2. Originally Posted by oneman
Hello Math Master..

i need ur help if you have free time..
i have a question. is it possible to do this.

question ->

1+2+3+4 = 10
from the result (10), i want to get all the plus value(1,2,3,4).
is it possible?

thanks for your time and help... appreciate it...
It's not possible because you question is incomprehensible, consider rewording it.

CB

3. Originally Posted by CaptainBlack
It's not possible because you question is incomprehensible, consider rewording it.

CB
so sorry for the trouble,

again

when u plus all the integer for example 1,2,3,4 the result should be 10.
now i want to get all the integer from the result only.
meaning when i type 10 and type total digit of 4, i should get 1,2,3,4.
it can also be 2,3,5 or 6,4 or 7,2,1 as long it is not a repeating number and depending on total digit.

hope this is clear enough.

Thanks

OM

4. Are you programming this? If so you would need a list of valid values.
beacause you could also have
-90+100=10.
-490+500=10.

5. sorry for not mention it.. it must be positive value.. i think there is a solution.. but i dont know..

6. No, that's still not clear. Do you mean, "Given a positive integer N, and another positive integer i, find i (distinct? consecutive?) integers whose some is N"? If so, for many values of N and i, there will be NO such integers while for others there will be many answers.

7. ## n(n+1) / 2 = 10 or have I missed the point ?

surely this is just a series: n(n+1) / 2 = 10
therefore n^2 + n - 20 = 0
solve this quadratic for n ( 4, -5 )
Obviously 4 is the valid answer here.

8. IF the question was "find n such that 1+ 2+ ...+ n= 10" where the number are integers, start at 1, and are consectutive, yes, it is. But that was never said.

9. ## Ah yes...

Oops... sorry I jumped to conclusions there.... if the start integer is >1 and the integers summed are consecutive then:

If the start integer is 'm' then we can sum 1 to n and subtract the sum 1..(m-1)...
n(n+1)/2 - (m-1)m/2 = k // k = required total of course.
giving the Diophantine:
n^2 - m^2 + n + m - 2k = 0 // n.m.k are integers
And there's a whole lot of interesting stuff on the web about Diophantines.... but I'm not a mathematician, I just like this stuff.....
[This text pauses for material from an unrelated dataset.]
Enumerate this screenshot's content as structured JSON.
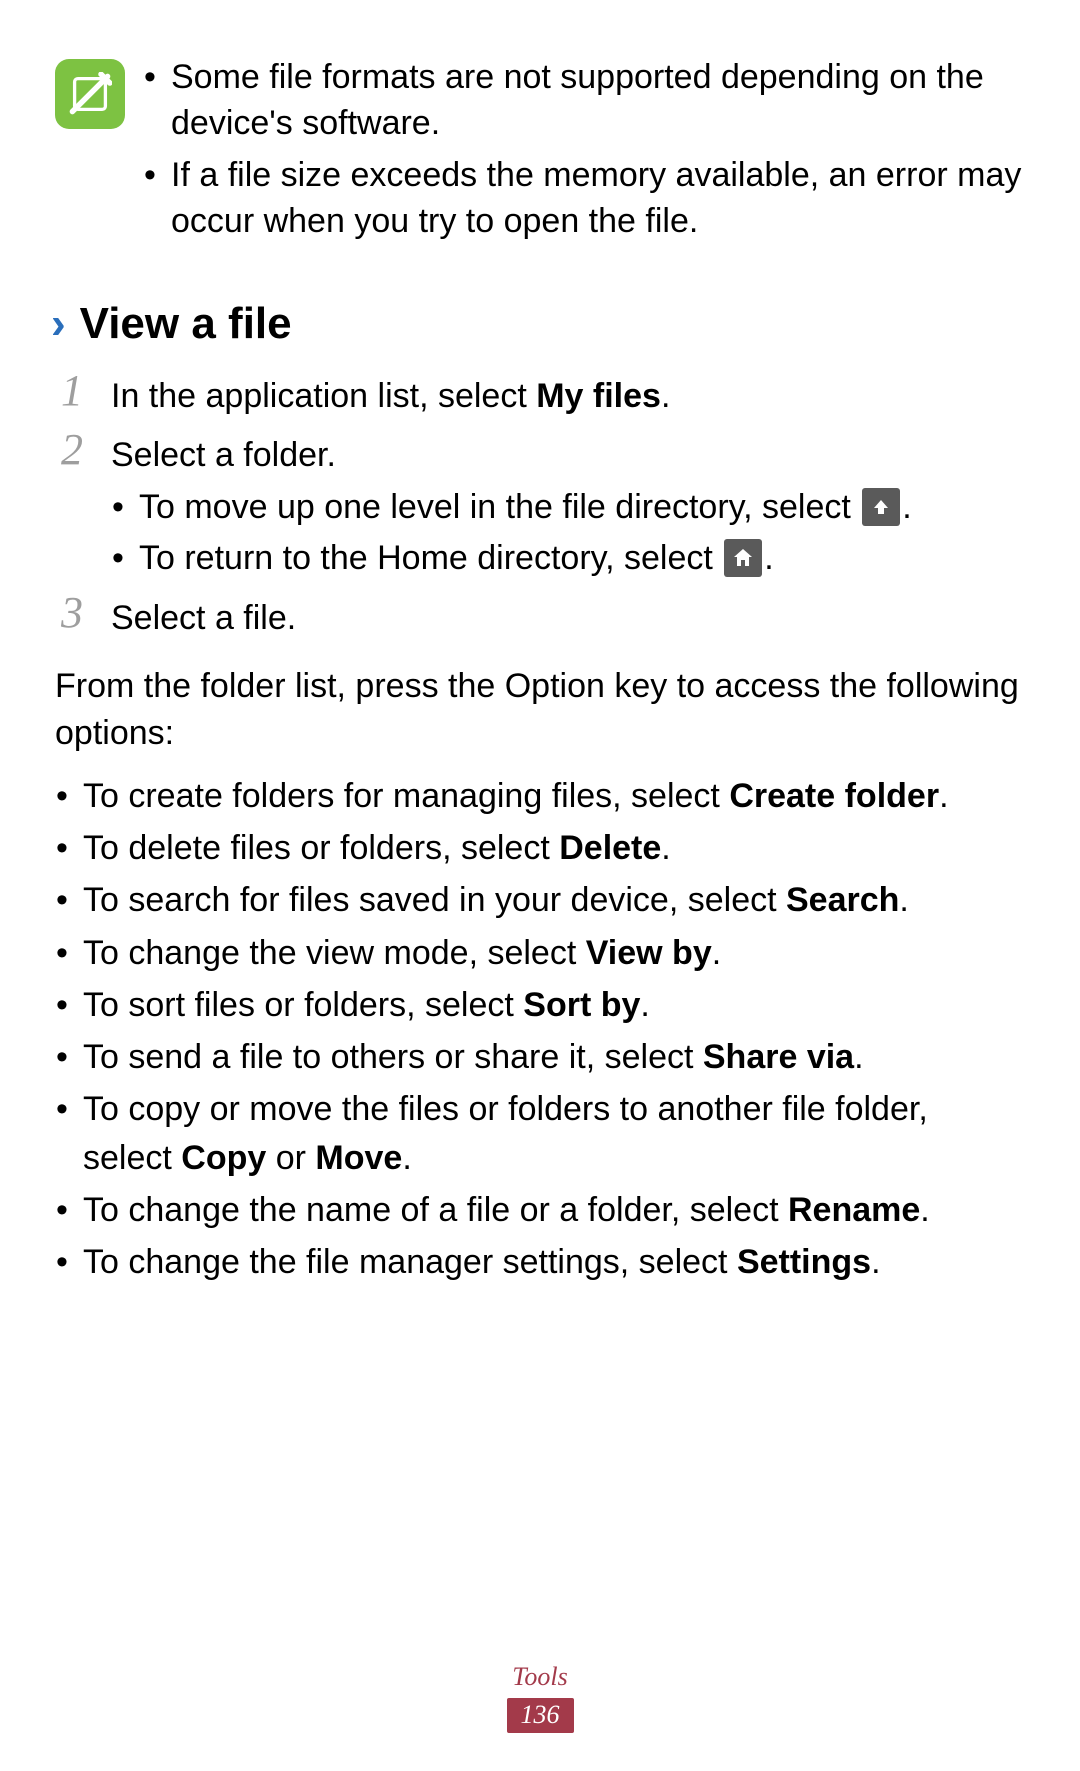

10. hmm.. nice reply.. still.. i dont understand.. hehe

ok first need to clear things up..

a+b+c = z

where a,b,c > 0

so i want to get a,b and c.

that what my question is.
if i said i want 4 values there will be a,b,c,d and the a,b,c,d must not be the same number

yes i know it can be any number
i want all possible number to get z

for example z=10 and required 2 value

a+b=z
1+9=10
2+8=10
3+7=10
4+6=10

it would not required any start integer... and i dont think diophantine is what im looking for... anyway thanks..

in programing i find using google.. they said print all possible combination.. similar to what im looking for but its not what i want.. its just if else programing..